Quickstart Tutorial

Welcome to the Quickstart guide! This section will guide you through setting up BayesBay, defining a simple model, and running your first MCMC inversion. Before starting, ensure that BayesBay is installed (see our Installation Guide). The imports needed for this tutorial are below.

import bayesbay as bb

import matplotlib.pyplot as plt
import numpy as np
from scipy.stats import norm

plt.rc('text', usetex=True)
plt.rc('font', family='serif')

In this example, we will use BayesBay to infer the posterior distribution \(p(m \mid d) \propto p(m) p(d \mid m)\), where both the model \(m\) and the observed data \(d\) are real numbers. (In other words, we will use a zeroth-order polynomial model.) Specifically, we consider the case where \(m_{\text{true}} = 10\) and \(d \sim \mathcal{N}(m_{\text{true}}, \sigma^2)\), where \(\sigma = 0.5\) denotes the data noise standard deviation. We will use a uniform prior \(p(m) = \frac{1}{b - a} = 0.1\), defined over the interval \(a = 5\) to \(b = 15\).

m_true = 10
sigma_true = 0.5
d = np.random.normal(m_true, sigma_true)

To solve the Bayesian inverse problem of inferring \(m\) from the observations, we need to define:

A Parameterization instance, encapsulating the inversion free parameters and their prior probability.
A LogLikelihood instance, enabling evaluation of model goodness at each Markov chain iteration.

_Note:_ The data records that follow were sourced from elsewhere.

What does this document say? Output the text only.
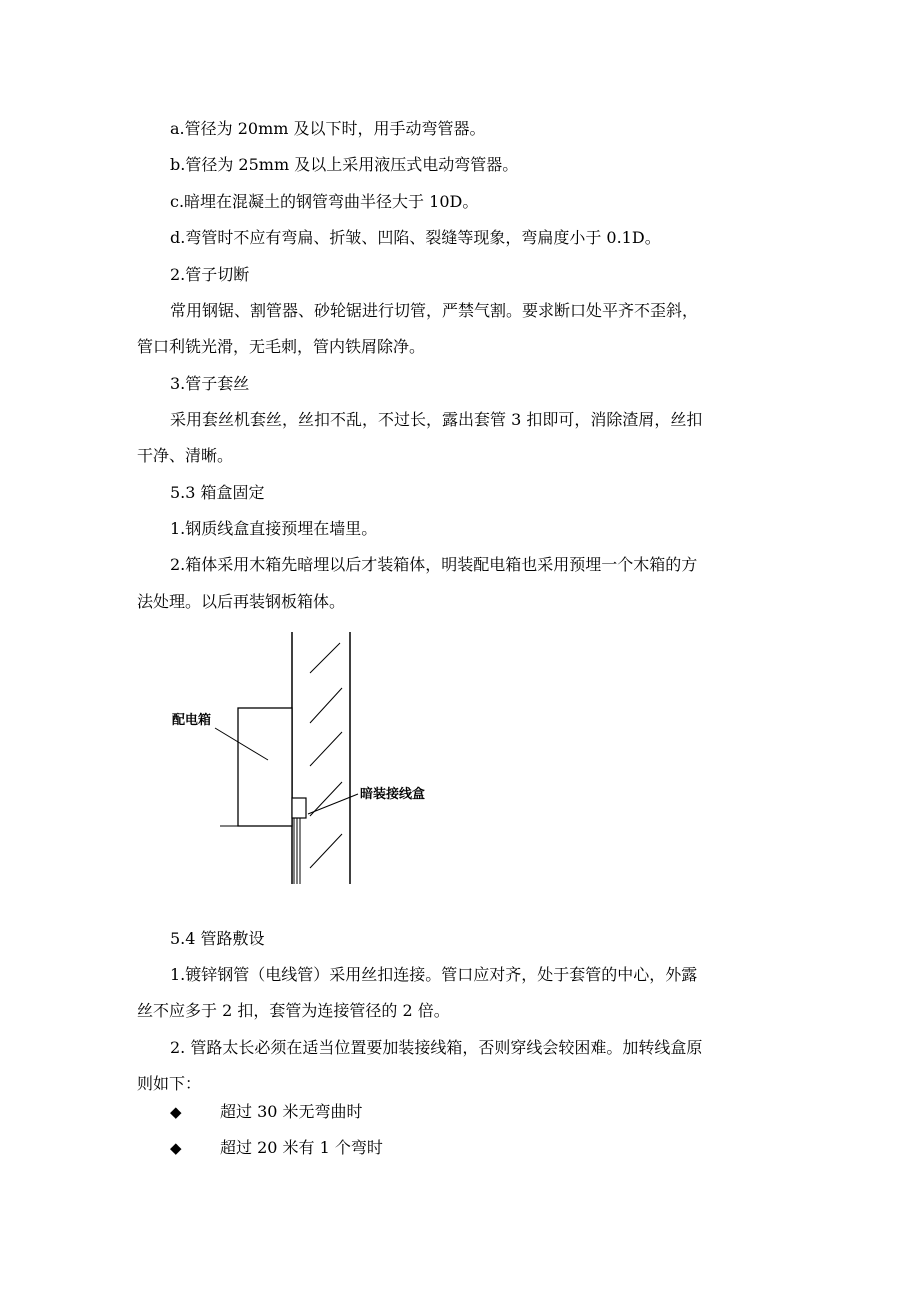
a.管径为 20mm 及以下时，用手动弯管器。
b.管径为 25mm 及以上采用液压式电动弯管器。
c.暗埋在混凝土的钢管弯曲半径大于 10D。
d.弯管时不应有弯扁、折皱、凹陷、裂缝等现象，弯扁度小于 0.1D。
2.管子切断
常用钢锯、割管器、砂轮锯进行切管，严禁气割。要求断口处平齐不歪斜，
管口利铣光滑，无毛刺，管内铁屑除净。
3.管子套丝
采用套丝机套丝，丝扣不乱，不过长，露出套管 3 扣即可，消除渣屑，丝扣
干净、清晰。
5.3 箱盒固定
1.钢质线盒直接预埋在墙里。
2.箱体采用木箱先暗埋以后才装箱体，明装配电箱也采用预埋一个木箱的方
法处理。以后再装钢板箱体。
配电箱
暗装接线盒
5.4 管路敷设
1.镀锌钢管（电线管）采用丝扣连接。管口应对齐，处于套管的中心，外露
丝不应多于 2 扣，套管为连接管径的 2 倍。
2. 管路太长必须在适当位置要加装接线箱，否则穿线会较困难。加转线盒原
则如下：
◆ 超过 30 米无弯曲时
◆ 超过 20 米有 1 个弯时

We will implement the latter through a forward function, which returns data predictions \(d_{\text{pred}}\) at each Markov chain iteration, and a Target, a Python object designed to store all information about the observed data.

1. Parameterizing the Inverse Problem

1.1 Prior Distribution

First, let’s define the uniform probability distribution mentioned earlier. This is readily done through the class UniformPrior.

m_prior = bb.prior.UniformPrior(name="m", vmin=5, vmax=15, perturb_std=0.4)

Through the variable m_prior, we can verify that we have indeed implemented the prior distribution we wished. For example:

print(f'a = {m_prior.vmin}')
print(f'b = {m_prior.vmax}')
print(f'p(m=5) = {round(np.exp(m_prior.log_prior(5)), 10)}')
print(f'p(m=10) = {round(np.exp(m_prior.log_prior(10)), 10)}')
print(f'p(m=15) = {round(np.exp(m_prior.log_prior(10)), 10)}')
print(f'p(m=20) = {round(np.exp(m_prior.log_prior(20)), 10)}')

a = 5
b = 15
p(m=5) = 0.1
p(m=10) = 0.1
p(m=15) = 0.1
p(m=20) = 0.0

Note

Different prior distributions can be implemented through the classes available in the module bayesbay.prior. Each of these classes requires the user to define perturb_std, the standard deviation \(\theta\) of the Gaussian used to perturb the considered parameter at each Markov chain iteration. Specifically, if the parameter \(m\) has a current value \(x\) at a given iteration, the proposed value \(x'\) is drawn from the distribution \(x' \sim \mathcal{N}(x, \theta^2)\).

2.2 Parameter Space

The prior distribution defined above should be used to create what we call a ParameterSpace. A ParameterSpace is a specialized container that not only groups the inversion free parameters (each of which is characterized by a prior distribution) but also determines their dimensionality. In this case, the dimensionality of \(m\) will be fixed and equal to 1.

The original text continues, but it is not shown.